I’ve been a Phish fan for 20 years. I’m sure I’ve been listening to them for longer than that having grown up in Vermont in the 80s and 90s but I can only truly say I’ve been ACTIVELY listening to them for that long. I’ll never forget June 11, 1994 for a long time. I was 10 years old and had just been crew on my parents’ boat Firewater in the Burlington Mayor’s Regatta (not to be confused with the longer running Plattsburgh Mayor’s Cup). We had sailed a great race and ended up winning the inaugural regatta; my dad getting to take home the trophy. The big winner that day would end up being my ears. One of the race’s sponsors was 106.7 WIZN, the local rock radio station. I would always ask the people doing remotes for free CDs. This was to be no different except that the DJ gave a copy of the recently released Hoist by Burlington’s own Phish. I excitedly perused the booklet as we drove home to the Mad River Valley. Upon getting home, I grabbed my Discman and hit play. The simple guitar riff of Julius hit my ears and I was in. From the wailing guitar of Down with Disease to the easy funk of Wolfman’s Brother, I was enjoying every moment. For a kid who didn’t flow easily into the angst of Seattle, this was a breath of fresh air. Music that has soul. Music that had careful instrumentation.
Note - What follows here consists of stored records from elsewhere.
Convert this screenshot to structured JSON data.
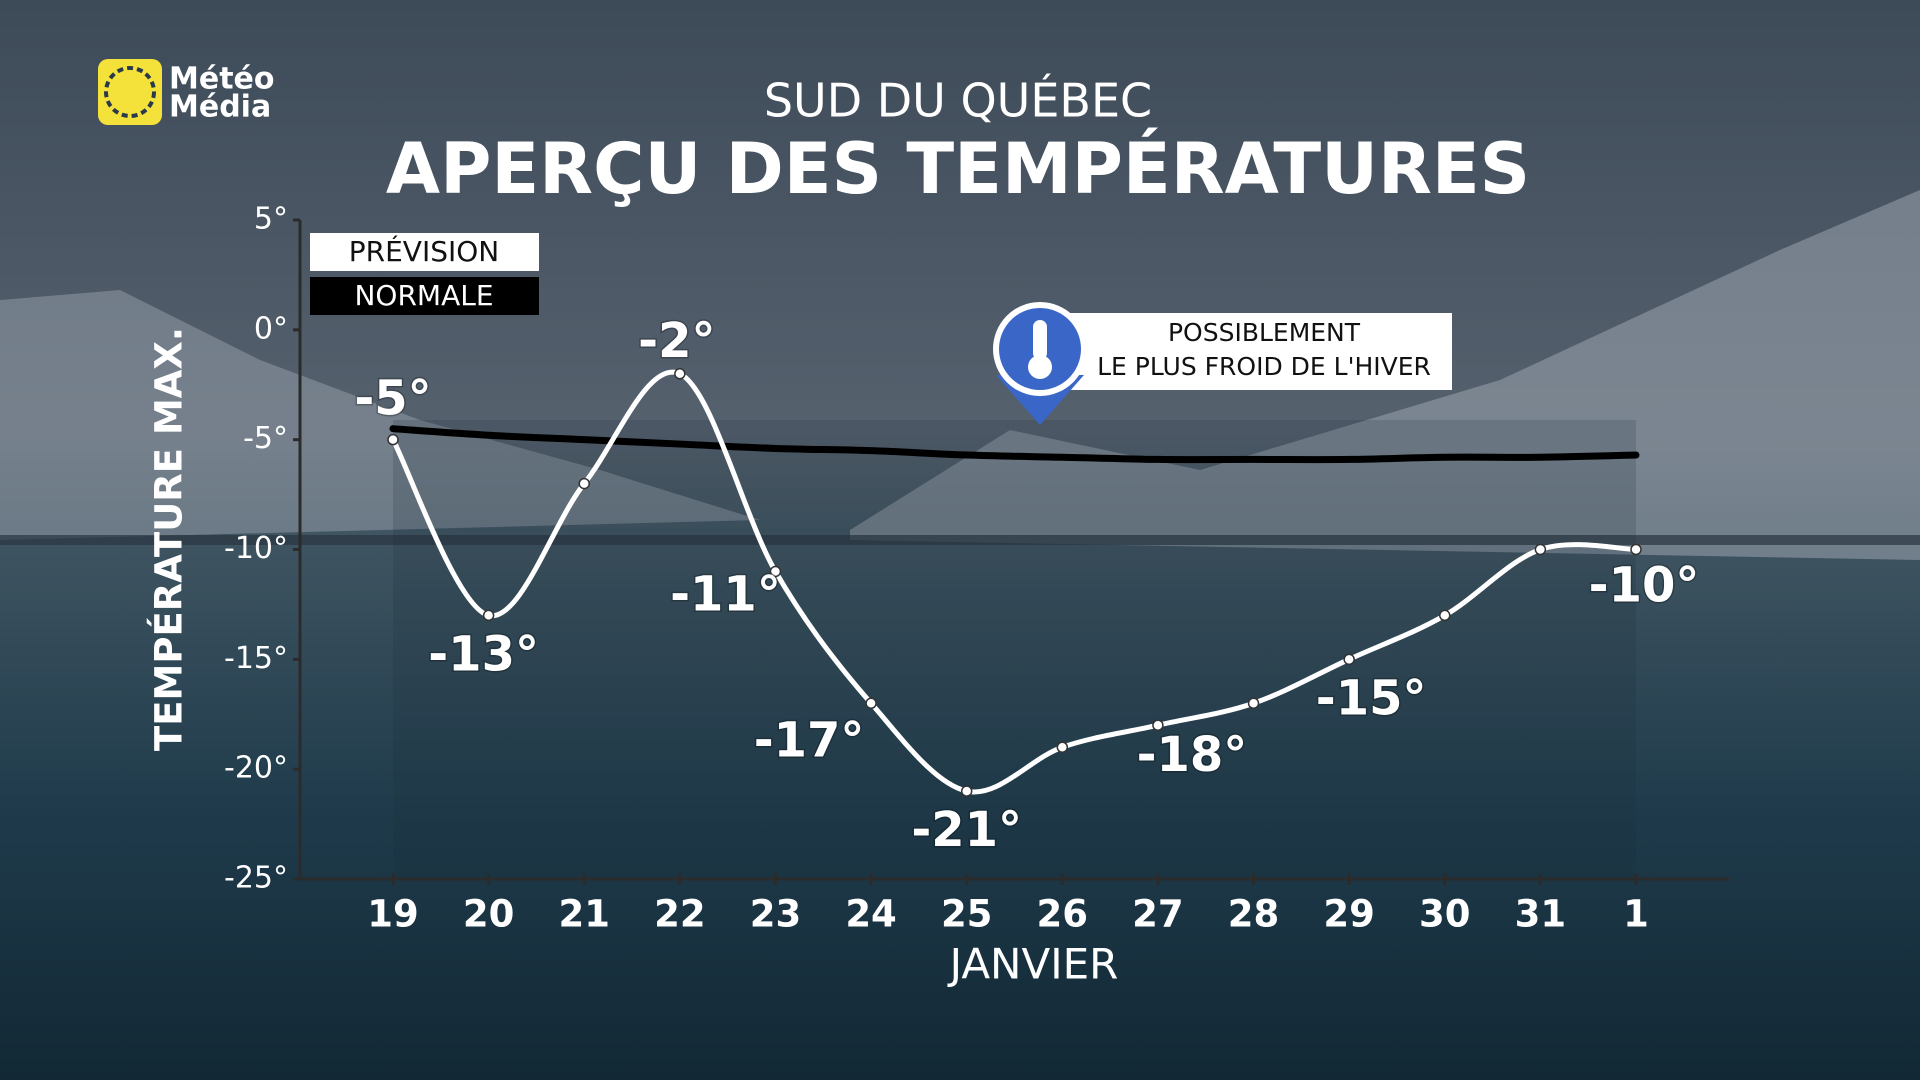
{
  "logo": [
    "Météo",
    "Média"
  ],
  "chart_data": {
    "type": "line",
    "subtitle": "SUD DU QUÉBEC",
    "title": "APERÇU DES TEMPÉRATURES",
    "y_label": "TEMPÉRATURE MAX.",
    "x_label": "JANVIER",
    "annotation": [
      "POSSIBLEMENT",
      "LE PLUS FROID DE L'HIVER"
    ],
    "categories": [
      "19",
      "20",
      "21",
      "22",
      "23",
      "24",
      "25",
      "26",
      "27",
      "28",
      "29",
      "30",
      "31",
      "1"
    ],
    "series": [
      {
        "name": "PRÉVISION",
        "color": "#ffffff",
        "values": [
          -5,
          -13,
          -7,
          -2,
          -11,
          -17,
          -21,
          -19,
          -18,
          -17,
          -15,
          -13,
          -10,
          -10
        ],
        "value_labels": [
          "-5°",
          "-13°",
          null,
          "-2°",
          "-11°",
          "-17°",
          "-21°",
          null,
          "-18°",
          null,
          "-15°",
          null,
          null,
          "-10°"
        ]
      },
      {
        "name": "NORMALE",
        "color": "#000000",
        "values": [
          -4.5,
          -4.8,
          -5.0,
          -5.2,
          -5.4,
          -5.5,
          -5.7,
          -5.8,
          -5.9,
          -5.9,
          -5.9,
          -5.8,
          -5.8,
          -5.7
        ]
      }
    ],
    "ylim": [
      -25,
      5
    ],
    "yticks": [
      {
        "value": 5,
        "label": "5°"
      },
      {
        "value": 0,
        "label": "0°"
      },
      {
        "value": -5,
        "label": "-5°"
      },
      {
        "value": -10,
        "label": "-10°"
      },
      {
        "value": -15,
        "label": "-15°"
      },
      {
        "value": -20,
        "label": "-20°"
      },
      {
        "value": -25,
        "label": "-25°"
      }
    ]
  }
}
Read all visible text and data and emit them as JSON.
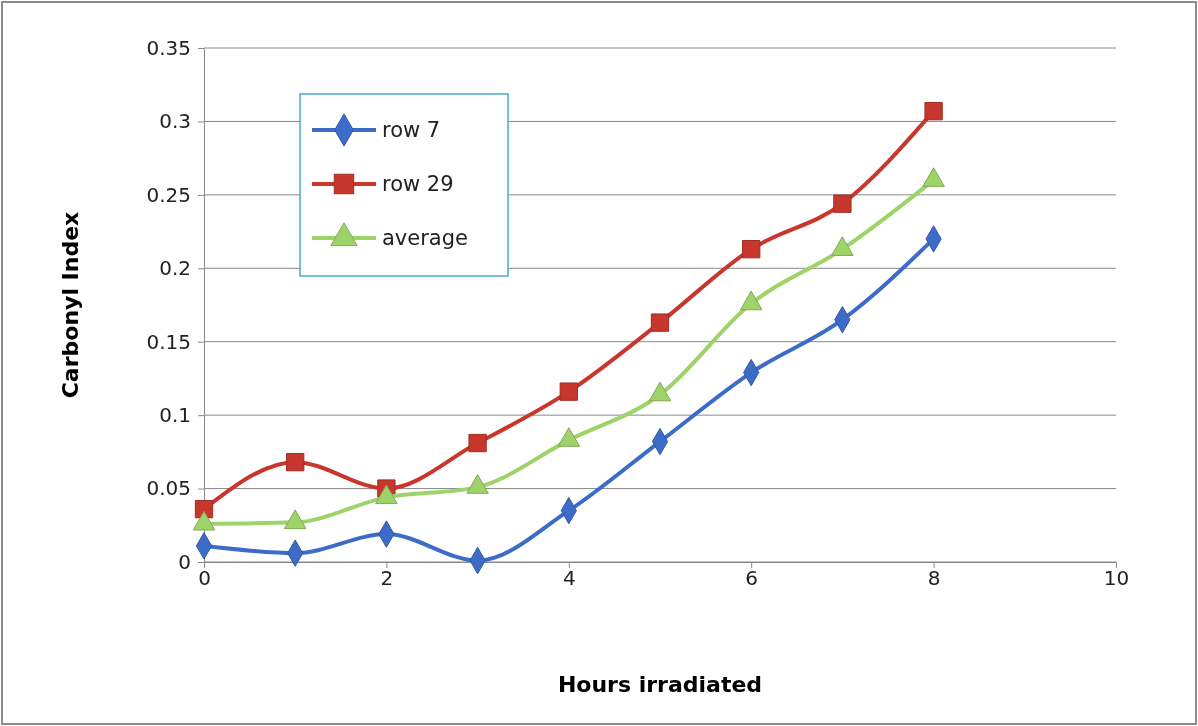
{
  "chart_data": {
    "type": "line",
    "xlabel": "Hours irradiated",
    "ylabel": "Carbonyl Index",
    "x": [
      0,
      1,
      2,
      3,
      4,
      5,
      6,
      7,
      8
    ],
    "xlim": [
      0,
      10
    ],
    "xticks": [
      0,
      2,
      4,
      6,
      8,
      10
    ],
    "ylim": [
      0,
      0.35
    ],
    "yticks": [
      0,
      0.05,
      0.1,
      0.15,
      0.2,
      0.25,
      0.3,
      0.35
    ],
    "grid": "y",
    "legend": "top left",
    "line_style": "solid",
    "series": [
      {
        "name": "row 7",
        "color": "#3d6cc8",
        "marker": "diamond",
        "values": [
          0.011,
          0.006,
          0.019,
          0.001,
          0.035,
          0.082,
          0.129,
          0.165,
          0.22
        ]
      },
      {
        "name": "row 29",
        "color": "#c8372d",
        "marker": "square",
        "values": [
          0.036,
          0.068,
          0.05,
          0.081,
          0.116,
          0.163,
          0.213,
          0.244,
          0.307
        ]
      },
      {
        "name": "average",
        "color": "#9ed36a",
        "marker": "triangle",
        "values": [
          0.026,
          0.027,
          0.044,
          0.051,
          0.083,
          0.114,
          0.176,
          0.213,
          0.26
        ]
      }
    ]
  }
}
Since then, I’ve been to 51 shows and listened to dozens more. It got me thinking that has anyone listened to every Phish show that is available. According to the streaming website Phish.in, they have 1,693 shows recorded. That doesn’t include every show performed as many did not get committed to tape by the band or the audience but that’s a vast history to cover. That’s the goal of this blog. Starting with show #1 at UVM and ending whenever the band’s new “3.0” period and my task meet, I am going to review a show a day until there are no more shows to review.  Unencumbered by the hassle of having to B&P and trade my way to owning every show on a glorious Maxell XLII, I’ll use the power of the Internet to enjoy every recorded. I’ll be posting a link to Phish.in so you can listen along with me. I hope you’ll join me for this ride and enjoy.